A lot of these applications in cars and planes and healthcare and military hardware are run on special OSes and CPUs that are designed to have that level of predictability (tightly coupled memory, dual-cores in lockstep for fault-tolerance, etc), but that comes with other trade-offs (life is trade-offs, remember?). This can mean lower performance, the inability to run full-fledged modern OSes or run the software made for these OSes, etc.

I’m explaining all this because the new ARM real-time CPU (Cortex-R82) makes some interesting progress on these fronts.

First of all, its the first 64-bit real-time CPU by ARM, which is important because you can’t allocate more than 4 gigabytes of memory with 32-bit CPUs (some CPUs have used workarounds to expand addressable memory, but still, everything else is on 64-bit now and there’s no point in going halfway).

The Cortex-R82's cores can be dynamically assigned to either real-time or applications processing—the same device might have a different profile during the day than it does overnight.

It’s also designed so that the cores can be dynamically used either for real-time processing, or switched to a mode where they can run non-real-time OSes and apps. Very clever. Via Ars Technica

Aqua Dams

Maybe it’s just me that has been out of the loop, but it’s the first time I hear of this very simple, yet seemingly very effective way to create temporary water barriers.

The tweet I’m quoting below includes a video showing someone saving their house from flood-waters with an aqua dam that they bought and installed themselves in a few hours.

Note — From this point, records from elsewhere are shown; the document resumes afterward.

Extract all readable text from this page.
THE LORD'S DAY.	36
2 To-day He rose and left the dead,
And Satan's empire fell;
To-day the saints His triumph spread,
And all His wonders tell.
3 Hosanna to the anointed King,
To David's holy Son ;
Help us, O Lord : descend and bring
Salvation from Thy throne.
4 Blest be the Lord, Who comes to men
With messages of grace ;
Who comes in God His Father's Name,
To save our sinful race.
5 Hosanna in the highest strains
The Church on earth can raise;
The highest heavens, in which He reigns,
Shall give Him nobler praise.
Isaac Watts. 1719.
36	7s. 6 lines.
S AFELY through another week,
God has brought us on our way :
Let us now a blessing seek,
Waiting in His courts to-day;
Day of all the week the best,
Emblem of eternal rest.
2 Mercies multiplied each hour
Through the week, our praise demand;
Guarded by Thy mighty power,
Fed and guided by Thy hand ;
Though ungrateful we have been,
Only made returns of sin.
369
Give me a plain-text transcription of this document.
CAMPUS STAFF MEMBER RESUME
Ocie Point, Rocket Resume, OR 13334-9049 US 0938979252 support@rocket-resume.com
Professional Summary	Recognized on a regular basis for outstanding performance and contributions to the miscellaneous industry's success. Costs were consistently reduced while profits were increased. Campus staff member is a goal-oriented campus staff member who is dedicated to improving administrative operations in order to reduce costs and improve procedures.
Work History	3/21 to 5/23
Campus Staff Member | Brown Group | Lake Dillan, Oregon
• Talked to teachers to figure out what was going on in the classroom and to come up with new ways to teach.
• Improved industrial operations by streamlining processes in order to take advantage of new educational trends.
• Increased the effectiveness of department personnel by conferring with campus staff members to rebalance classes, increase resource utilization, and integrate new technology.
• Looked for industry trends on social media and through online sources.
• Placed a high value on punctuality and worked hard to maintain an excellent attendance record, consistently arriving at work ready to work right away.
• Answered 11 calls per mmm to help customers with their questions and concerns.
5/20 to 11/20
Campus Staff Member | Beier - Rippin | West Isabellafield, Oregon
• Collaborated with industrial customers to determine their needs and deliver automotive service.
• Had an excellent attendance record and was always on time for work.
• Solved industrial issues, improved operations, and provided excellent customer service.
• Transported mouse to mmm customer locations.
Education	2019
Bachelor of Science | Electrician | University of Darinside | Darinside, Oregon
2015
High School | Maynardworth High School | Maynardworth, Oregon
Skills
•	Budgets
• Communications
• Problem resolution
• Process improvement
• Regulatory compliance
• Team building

Here’s the Aqua Dam website if you’re curious to learn more and see more photos.

The Arts

DUNE!!! (…Part 1?!)

The trailer to ‘Dune’ by one of my fave working directors, Denis Villeneuve, has just dropped. I have such a man-crush on him.

While looking up info on it, I realized that I had somehow missed that this adaptation was going to be split into two parts. So there’s going to be two Denis Villeneuve Dune movies! That’s twice as good!

"I would not agree to make this adaptation of the book with one single movie", says Villeneuve. "The world is too complex. It's a world that takes its power in details.""

Here’s a Vanity Fair piece on the film, if you want to learn more about it. But remember, sometimes knowing less (until after you’ve seen it) can be better…

Q: Can someone explain to me what is going on in Dune?

A: Local teen does drugs, claims to see the future. Billions die.